I would imagine that as we reflect on our own lives, we realize that it would not be recognizable unless we had followed the path God placed before you, and the road emerged as we walked on it, as Moltmann puts it.
Now the calling is for us to live in an exemplary way for those who follow, demonstrating what a heart of wisdom looks like.    I like how Dave Jolly thinks about this:

The heart cannot be taught [simply] in a classroom intellectually, to students mechanically taking notes. . . . Good, wise hearts are obtained through lifetimes of diligent effort to dig deeply within and heal lifetimes of scars. . . . [You can’t  . . . email it or tweet it.]
The wise person, [the abundant person], goes on setting an example of caring and perseverance.  What a wise person teaches in the smallest part of what they give.  The totality of their life, of the way they go about it in the smallest details, is what gets transmitted.[2]

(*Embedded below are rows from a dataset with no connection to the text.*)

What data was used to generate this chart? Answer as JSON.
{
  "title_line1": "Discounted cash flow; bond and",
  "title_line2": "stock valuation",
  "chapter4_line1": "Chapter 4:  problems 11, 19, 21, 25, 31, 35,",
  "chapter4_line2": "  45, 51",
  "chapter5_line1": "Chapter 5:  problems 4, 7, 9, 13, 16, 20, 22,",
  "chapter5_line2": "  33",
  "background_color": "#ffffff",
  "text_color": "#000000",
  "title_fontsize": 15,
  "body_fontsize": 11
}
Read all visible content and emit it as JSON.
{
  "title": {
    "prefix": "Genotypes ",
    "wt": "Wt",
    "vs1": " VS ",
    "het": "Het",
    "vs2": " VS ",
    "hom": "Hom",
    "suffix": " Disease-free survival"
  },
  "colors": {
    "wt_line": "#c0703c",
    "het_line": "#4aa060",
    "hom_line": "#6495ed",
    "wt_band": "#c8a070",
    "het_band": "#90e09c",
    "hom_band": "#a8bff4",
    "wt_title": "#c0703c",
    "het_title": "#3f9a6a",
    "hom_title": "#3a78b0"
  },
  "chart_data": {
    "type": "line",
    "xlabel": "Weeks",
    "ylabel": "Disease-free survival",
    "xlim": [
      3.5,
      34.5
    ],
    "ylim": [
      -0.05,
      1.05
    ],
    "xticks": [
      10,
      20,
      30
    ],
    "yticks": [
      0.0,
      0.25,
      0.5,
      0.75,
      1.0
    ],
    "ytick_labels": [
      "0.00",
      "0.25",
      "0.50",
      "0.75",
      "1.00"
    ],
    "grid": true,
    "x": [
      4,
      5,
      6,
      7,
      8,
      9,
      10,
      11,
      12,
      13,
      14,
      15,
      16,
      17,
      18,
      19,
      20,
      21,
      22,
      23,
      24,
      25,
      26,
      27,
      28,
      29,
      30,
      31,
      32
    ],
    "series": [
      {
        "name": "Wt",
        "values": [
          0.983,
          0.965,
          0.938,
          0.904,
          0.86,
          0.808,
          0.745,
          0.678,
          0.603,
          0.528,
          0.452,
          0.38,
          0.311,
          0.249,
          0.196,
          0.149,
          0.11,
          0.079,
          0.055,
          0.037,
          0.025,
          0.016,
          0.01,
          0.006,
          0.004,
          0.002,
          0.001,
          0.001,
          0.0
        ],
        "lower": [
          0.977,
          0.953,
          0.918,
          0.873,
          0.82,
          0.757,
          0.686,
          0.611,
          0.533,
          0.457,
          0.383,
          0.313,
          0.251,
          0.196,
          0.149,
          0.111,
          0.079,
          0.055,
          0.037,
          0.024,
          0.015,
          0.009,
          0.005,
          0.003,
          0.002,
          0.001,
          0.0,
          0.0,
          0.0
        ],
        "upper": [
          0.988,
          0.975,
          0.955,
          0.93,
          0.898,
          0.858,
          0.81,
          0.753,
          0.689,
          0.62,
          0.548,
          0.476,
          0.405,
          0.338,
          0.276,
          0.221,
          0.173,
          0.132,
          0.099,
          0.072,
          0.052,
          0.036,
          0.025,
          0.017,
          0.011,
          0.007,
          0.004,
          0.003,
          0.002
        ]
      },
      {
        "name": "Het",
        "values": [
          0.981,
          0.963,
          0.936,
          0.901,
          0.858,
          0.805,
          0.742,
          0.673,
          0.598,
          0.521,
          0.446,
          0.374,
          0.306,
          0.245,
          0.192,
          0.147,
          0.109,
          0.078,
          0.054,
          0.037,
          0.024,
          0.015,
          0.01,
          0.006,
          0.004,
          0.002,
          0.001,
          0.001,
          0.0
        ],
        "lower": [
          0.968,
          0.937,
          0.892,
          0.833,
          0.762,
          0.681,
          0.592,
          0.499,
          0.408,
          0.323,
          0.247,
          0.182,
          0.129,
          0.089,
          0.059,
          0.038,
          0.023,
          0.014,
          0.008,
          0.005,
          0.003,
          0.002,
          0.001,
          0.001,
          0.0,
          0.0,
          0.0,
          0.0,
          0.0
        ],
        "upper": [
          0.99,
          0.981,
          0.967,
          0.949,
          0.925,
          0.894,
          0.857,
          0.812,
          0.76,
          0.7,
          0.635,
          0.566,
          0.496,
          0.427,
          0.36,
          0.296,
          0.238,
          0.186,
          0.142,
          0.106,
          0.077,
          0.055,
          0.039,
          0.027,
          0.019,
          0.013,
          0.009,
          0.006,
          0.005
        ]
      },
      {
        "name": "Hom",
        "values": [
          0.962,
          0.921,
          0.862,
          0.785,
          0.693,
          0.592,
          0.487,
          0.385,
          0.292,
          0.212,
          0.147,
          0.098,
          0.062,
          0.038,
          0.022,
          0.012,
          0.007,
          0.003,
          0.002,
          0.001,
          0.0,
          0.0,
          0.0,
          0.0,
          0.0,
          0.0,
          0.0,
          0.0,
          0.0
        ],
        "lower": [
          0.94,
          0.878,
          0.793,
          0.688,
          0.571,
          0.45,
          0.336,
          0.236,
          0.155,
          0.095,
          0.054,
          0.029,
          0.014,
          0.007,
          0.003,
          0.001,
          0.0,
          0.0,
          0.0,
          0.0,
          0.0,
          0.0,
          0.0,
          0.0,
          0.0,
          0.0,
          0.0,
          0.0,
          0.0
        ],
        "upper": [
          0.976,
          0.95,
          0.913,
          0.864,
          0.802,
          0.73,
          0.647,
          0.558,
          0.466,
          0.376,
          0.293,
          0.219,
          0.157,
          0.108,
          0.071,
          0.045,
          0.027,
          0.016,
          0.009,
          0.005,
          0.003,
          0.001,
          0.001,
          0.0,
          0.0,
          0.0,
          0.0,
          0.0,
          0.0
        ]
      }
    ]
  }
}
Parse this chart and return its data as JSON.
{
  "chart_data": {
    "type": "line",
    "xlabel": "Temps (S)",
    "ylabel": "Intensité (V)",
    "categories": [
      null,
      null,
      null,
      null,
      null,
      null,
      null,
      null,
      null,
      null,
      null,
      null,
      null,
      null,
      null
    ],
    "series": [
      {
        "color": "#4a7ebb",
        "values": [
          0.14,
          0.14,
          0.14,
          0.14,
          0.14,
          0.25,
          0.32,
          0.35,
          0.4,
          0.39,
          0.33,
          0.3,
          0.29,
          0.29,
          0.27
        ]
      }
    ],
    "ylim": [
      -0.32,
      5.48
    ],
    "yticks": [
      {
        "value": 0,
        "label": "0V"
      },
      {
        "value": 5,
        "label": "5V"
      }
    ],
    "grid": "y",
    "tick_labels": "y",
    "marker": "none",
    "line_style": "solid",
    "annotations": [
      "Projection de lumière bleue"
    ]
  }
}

That is our task, to keep on pursuing a well-lived life—not simply for our own sake, but for all those who watch and need the encouragement a faithful life can provide.  We also need to pay attention to those further on the path, for we are unfinished persons.  As we learn what God’s abundance is, we can leave our common home better for all who follow.
            So teach us to number our days that we may gain hearts of wisdom.  Amen.

Molly T. Marshall

[1] Anthony B. Robinson, “Luminous at the End,” The Christian Century, June 10, 2015, 30.
[2] David Brooks cites an email from his friend Dave Jolly, The Road to Character (New York: Random House, 2015), xv.